The project What Belongs To The Sky?, has been made possible by a research and development subsidy from the Centrum Beeldende Kunsten, Rotterdam.
http://www.rotterdamsekunstenaars.nl/nl/home/oo-keuze-uit-afgeronde-projecten
What Belongs To The Sky? investigates the social aspects between language and communication in a situation where the ability to speak is broken down. In order to carry out the project, I set out to focus on the very particular condition of aphasia, which is an inability to understand and/or to use language symbols as a result of a neurological impairment. As language is essential to the construction of a Self, I was curious to examine how it would be possible for a person living with aphasia to participate in the social construction of his or hers autobiographical narrative in the face of such an impairment. What I set out to do was to insert myself, together with my video and audio recording equipment, in the everyday life of an elderly couple living on an isolated, bi-lingual island of Utö (Finland), in the middle of the Baltic sea. The man of the couple, Fjalar Johansson, has Bingswangers disease, a type of dementia, and as a result suffers of aphasia. Previously a bi-lingual, charismatic and an eloquent public speaker, Fjalar’s speech has in the last few years been reduced to a very basic level, consisting of simple sentences, isolated words, and supporting bodily gestures. Now, more often than not, he is unable to finish his sentences and give form to his thoughts through words. He is unable to fluently express himself to others and in this way to participate in the social.
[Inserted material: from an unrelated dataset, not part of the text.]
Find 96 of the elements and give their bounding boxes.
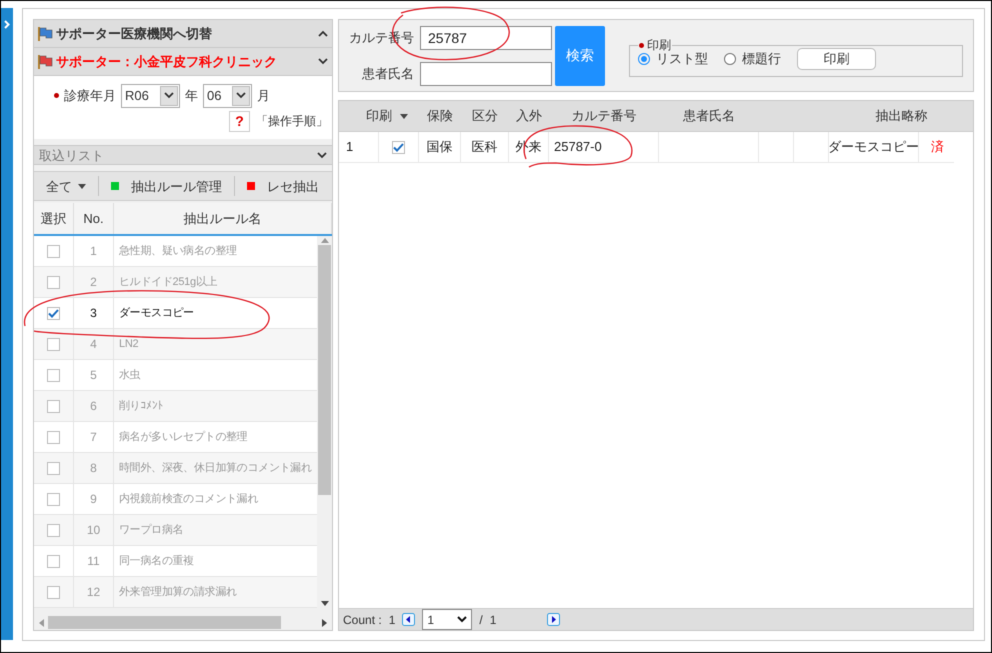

His inability to partake in the social through language and speaking is also heightened by his poor sight and hearing. However, it is specifically his loss of language and its creative power to construct, order and mediate that has placed him in a social abyss with diminished means to navigate in the social and so to have proper agency as a human being.
The project will result in two parallel parts; a film with a narrative structure and an audio-visual installation consisting of shorter video works.